Professor Pyg is one of the only villains in comics that actually kinda makes my skin crawl. This is a creepy and twisted dude. There’s that saying that the best bad guys actually believe themselves to be good guys. Here, we have Pyg trying to impose his version of “perfection” on people… he truly believes he’s bringing people to their “best possible form”.
It’s a visceral, brutal… and permanent change, and somehow, despite only knowing Sasha Whatsherface for like two pages, we fear for her! It’s some pretty great work. Speaking of great work, I can’t believe we’re one-thousand and seventy-five days into this blog… and we’ve never featured Frank Quitely! The sheer terror on Sasha’s face really tells the tale here… a truly excellent (and horrifying) scene!

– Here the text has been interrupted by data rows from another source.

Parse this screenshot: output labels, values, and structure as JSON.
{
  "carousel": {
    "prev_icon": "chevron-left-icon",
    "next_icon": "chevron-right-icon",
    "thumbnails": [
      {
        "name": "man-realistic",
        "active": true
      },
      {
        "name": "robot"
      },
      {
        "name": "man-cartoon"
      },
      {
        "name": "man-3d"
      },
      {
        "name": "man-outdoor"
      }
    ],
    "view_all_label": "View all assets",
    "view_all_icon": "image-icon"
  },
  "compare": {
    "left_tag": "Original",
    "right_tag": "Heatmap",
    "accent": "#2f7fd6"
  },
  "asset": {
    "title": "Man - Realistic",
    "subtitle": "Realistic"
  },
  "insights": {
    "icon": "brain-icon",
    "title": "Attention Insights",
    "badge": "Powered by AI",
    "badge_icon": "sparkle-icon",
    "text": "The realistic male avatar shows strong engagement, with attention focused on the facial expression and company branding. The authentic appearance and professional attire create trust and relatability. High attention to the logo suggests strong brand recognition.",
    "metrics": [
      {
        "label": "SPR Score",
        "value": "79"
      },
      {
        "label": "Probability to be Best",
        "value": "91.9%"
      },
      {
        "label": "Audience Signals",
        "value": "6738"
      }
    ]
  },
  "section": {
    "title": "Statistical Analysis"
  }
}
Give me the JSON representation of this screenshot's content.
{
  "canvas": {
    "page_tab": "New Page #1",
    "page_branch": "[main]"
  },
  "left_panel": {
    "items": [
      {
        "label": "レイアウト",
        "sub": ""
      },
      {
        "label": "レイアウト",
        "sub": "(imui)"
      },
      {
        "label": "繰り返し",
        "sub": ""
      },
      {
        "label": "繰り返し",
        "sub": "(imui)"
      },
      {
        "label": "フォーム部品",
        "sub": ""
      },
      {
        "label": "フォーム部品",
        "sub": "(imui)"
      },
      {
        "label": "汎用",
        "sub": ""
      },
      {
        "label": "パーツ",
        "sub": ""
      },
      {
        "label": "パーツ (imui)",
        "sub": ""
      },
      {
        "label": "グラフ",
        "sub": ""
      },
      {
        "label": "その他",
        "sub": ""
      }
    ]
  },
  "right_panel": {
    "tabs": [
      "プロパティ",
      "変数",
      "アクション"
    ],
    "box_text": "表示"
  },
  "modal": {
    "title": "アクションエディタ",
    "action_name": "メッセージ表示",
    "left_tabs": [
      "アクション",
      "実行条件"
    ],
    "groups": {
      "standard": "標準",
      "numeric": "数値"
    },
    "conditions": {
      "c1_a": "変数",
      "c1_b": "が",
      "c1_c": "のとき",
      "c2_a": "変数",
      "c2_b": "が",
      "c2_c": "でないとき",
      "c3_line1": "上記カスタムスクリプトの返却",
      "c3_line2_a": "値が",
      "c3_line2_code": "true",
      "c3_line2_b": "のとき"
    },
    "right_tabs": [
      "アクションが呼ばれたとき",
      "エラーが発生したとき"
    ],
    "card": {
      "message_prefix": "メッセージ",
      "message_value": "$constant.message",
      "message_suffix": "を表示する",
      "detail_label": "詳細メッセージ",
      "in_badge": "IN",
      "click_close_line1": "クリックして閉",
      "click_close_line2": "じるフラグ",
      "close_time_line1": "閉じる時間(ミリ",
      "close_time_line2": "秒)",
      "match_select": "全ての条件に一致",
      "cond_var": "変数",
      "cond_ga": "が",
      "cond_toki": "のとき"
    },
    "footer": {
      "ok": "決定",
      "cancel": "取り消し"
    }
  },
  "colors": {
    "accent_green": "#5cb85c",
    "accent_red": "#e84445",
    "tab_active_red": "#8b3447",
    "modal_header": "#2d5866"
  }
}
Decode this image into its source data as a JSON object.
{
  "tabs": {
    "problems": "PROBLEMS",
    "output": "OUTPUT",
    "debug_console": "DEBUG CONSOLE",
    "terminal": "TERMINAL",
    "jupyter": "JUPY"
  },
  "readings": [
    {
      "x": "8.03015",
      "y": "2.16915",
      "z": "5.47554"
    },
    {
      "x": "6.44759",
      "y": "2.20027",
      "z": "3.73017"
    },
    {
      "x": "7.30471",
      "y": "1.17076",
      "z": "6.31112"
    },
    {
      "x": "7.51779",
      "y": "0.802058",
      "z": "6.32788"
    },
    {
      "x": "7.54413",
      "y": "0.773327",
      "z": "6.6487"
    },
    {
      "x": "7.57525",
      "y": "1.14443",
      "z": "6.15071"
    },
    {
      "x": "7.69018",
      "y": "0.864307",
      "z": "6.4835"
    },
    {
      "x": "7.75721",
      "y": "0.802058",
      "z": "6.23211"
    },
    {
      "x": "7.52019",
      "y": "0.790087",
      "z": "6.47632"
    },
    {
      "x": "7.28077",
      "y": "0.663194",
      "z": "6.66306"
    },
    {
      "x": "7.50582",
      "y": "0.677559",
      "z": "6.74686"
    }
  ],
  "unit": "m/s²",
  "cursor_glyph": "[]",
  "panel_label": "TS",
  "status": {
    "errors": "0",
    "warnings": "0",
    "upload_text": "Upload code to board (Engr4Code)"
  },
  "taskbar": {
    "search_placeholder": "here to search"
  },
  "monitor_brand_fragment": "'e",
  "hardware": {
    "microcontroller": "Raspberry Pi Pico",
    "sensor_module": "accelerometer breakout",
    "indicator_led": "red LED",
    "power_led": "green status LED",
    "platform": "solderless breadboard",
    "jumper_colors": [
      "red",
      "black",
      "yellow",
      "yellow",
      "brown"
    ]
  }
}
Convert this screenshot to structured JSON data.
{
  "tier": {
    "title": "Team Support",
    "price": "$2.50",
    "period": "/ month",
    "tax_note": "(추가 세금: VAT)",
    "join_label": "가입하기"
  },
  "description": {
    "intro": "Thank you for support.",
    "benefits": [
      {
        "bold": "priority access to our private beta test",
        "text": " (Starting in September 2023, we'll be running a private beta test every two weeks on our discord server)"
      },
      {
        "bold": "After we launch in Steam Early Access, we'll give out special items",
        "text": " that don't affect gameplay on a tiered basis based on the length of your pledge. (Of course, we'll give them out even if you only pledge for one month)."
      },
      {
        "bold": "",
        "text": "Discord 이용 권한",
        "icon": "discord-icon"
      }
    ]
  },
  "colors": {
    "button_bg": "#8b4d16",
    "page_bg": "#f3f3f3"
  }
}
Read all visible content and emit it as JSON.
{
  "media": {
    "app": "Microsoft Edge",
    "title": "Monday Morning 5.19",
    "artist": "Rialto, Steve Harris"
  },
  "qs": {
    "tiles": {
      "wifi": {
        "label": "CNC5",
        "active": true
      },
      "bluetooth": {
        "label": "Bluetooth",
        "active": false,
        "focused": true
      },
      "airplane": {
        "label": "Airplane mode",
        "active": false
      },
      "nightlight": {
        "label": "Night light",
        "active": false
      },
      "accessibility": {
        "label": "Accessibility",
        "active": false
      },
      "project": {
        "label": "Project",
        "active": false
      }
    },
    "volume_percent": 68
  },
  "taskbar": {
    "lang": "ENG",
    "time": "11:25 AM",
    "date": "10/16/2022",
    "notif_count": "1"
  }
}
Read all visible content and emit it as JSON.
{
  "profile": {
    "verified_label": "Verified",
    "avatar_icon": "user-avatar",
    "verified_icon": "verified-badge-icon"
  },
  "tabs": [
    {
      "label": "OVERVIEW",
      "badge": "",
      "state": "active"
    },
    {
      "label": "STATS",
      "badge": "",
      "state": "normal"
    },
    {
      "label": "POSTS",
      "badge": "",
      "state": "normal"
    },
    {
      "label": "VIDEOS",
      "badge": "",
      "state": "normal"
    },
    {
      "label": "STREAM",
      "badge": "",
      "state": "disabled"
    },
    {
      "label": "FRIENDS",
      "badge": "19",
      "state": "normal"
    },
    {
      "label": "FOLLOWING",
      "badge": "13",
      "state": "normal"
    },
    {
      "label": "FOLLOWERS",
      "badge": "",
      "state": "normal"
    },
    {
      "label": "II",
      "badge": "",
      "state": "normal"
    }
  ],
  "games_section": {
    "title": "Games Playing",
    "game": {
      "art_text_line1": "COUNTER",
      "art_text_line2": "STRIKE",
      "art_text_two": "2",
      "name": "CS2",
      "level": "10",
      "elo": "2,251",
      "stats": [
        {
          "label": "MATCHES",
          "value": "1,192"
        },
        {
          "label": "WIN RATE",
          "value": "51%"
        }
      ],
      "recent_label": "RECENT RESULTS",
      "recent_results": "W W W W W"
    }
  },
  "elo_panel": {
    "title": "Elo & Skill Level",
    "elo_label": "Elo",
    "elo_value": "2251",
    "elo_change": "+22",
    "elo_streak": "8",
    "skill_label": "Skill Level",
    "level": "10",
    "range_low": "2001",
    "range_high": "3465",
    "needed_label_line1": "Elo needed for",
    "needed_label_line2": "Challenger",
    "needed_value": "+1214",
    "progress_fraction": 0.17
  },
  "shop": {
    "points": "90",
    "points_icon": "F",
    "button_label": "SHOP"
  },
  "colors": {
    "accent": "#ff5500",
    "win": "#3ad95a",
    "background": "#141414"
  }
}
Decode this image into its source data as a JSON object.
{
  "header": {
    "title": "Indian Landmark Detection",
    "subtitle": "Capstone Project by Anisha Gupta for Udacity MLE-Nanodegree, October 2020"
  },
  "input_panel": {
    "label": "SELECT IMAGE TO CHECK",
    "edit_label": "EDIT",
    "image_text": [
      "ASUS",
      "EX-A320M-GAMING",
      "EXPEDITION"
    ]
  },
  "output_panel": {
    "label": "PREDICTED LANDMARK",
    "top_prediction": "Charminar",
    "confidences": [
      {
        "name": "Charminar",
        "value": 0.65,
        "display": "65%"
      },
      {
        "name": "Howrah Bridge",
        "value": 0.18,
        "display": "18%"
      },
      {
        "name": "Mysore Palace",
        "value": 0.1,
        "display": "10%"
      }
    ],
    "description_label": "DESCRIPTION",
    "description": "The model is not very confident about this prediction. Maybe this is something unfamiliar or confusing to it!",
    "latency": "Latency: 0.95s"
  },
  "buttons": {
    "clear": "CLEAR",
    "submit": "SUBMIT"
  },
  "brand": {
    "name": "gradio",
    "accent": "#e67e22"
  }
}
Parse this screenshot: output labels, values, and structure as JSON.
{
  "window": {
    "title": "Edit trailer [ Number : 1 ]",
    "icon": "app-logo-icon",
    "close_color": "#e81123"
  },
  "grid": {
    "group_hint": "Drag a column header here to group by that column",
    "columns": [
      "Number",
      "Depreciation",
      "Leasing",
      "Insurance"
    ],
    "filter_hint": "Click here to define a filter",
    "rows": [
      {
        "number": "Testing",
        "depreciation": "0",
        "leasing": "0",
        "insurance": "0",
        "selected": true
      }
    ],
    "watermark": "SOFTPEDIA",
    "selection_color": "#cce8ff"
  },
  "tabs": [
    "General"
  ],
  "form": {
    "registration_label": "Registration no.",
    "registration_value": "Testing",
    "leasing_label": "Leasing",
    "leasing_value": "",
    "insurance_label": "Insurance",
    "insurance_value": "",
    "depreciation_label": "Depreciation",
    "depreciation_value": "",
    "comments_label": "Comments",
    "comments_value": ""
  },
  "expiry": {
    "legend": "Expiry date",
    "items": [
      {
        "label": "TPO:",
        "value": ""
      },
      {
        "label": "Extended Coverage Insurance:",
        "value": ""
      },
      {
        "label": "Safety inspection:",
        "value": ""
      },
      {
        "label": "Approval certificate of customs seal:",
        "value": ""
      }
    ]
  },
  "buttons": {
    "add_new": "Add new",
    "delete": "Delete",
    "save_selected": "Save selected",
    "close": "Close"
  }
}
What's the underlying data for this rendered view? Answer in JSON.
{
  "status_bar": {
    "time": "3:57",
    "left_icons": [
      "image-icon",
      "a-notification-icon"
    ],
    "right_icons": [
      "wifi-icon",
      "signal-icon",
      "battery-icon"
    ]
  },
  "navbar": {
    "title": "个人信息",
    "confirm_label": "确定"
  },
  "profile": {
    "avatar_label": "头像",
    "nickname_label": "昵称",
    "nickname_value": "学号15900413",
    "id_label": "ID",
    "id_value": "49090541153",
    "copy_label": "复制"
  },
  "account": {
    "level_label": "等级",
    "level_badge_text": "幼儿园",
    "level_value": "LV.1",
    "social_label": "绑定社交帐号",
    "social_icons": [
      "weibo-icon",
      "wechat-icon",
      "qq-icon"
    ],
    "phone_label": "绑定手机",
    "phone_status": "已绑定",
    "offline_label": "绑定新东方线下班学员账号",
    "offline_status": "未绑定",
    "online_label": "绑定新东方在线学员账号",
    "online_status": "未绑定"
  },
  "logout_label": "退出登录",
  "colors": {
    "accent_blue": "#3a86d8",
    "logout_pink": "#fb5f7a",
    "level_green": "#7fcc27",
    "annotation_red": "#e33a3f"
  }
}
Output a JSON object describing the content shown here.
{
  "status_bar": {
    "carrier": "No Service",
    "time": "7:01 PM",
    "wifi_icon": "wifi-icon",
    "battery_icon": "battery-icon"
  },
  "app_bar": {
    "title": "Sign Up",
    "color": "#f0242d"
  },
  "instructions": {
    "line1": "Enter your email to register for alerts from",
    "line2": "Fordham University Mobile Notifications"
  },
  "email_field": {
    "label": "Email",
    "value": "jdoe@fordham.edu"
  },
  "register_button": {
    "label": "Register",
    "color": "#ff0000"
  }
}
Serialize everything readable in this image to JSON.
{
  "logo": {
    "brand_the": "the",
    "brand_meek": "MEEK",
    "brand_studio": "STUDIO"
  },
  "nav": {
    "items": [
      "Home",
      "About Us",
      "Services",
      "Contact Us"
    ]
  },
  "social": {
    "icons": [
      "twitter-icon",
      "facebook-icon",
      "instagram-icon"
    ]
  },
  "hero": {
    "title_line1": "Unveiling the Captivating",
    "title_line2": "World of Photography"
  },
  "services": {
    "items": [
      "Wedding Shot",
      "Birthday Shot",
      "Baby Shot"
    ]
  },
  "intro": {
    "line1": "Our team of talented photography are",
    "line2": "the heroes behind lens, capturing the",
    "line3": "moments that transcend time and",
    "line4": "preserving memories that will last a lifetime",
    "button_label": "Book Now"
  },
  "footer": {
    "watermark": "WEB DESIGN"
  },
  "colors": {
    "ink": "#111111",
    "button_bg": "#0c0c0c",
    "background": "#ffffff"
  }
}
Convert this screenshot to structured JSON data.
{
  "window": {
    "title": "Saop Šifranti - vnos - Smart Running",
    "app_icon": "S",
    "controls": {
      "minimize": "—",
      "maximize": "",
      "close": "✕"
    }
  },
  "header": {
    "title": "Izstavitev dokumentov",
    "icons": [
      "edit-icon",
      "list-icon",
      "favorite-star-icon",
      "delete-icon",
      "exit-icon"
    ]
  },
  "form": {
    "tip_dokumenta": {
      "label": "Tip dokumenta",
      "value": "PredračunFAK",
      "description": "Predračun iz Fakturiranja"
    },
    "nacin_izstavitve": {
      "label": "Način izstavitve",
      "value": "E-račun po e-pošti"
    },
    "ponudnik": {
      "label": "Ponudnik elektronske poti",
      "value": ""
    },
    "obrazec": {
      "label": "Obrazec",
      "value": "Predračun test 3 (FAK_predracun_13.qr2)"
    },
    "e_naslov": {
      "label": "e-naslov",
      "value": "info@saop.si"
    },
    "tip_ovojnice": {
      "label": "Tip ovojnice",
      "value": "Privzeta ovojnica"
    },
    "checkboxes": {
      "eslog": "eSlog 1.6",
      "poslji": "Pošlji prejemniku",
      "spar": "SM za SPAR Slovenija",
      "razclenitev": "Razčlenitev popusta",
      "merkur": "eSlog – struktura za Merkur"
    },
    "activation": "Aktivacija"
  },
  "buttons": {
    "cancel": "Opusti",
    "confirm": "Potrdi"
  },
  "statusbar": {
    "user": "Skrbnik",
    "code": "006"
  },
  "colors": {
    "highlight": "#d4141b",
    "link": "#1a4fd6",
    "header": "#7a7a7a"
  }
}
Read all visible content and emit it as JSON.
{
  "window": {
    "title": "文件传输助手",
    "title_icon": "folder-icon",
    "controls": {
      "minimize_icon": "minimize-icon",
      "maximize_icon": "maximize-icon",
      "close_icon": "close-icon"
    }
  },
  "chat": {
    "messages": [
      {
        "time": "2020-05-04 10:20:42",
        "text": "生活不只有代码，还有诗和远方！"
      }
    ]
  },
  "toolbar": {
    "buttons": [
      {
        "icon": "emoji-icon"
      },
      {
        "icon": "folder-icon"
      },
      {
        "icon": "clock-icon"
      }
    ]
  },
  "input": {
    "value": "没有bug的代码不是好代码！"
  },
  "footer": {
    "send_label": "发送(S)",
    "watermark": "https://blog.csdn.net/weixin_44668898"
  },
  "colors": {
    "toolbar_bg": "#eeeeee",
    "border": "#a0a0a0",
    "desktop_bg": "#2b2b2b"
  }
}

Really, this was a top-flight book. Excellent production all around… really feels like the “standard bearer” for DC Comics at the time. Suppose I wouldn’t be me if I didn’t kvetch about the Morrison Bat-Epic being derailed by the cosmic toilet flush that was The New-52!, right? Of course, if we were to go by DC’s official stance, the reboot was already well in the planning stages by this point anyway. Ahem… of course.
Overall, this is one I’d certainly recommend checking out… probably best read in trade form (aren’t they all this side of 2000?). Available digitally.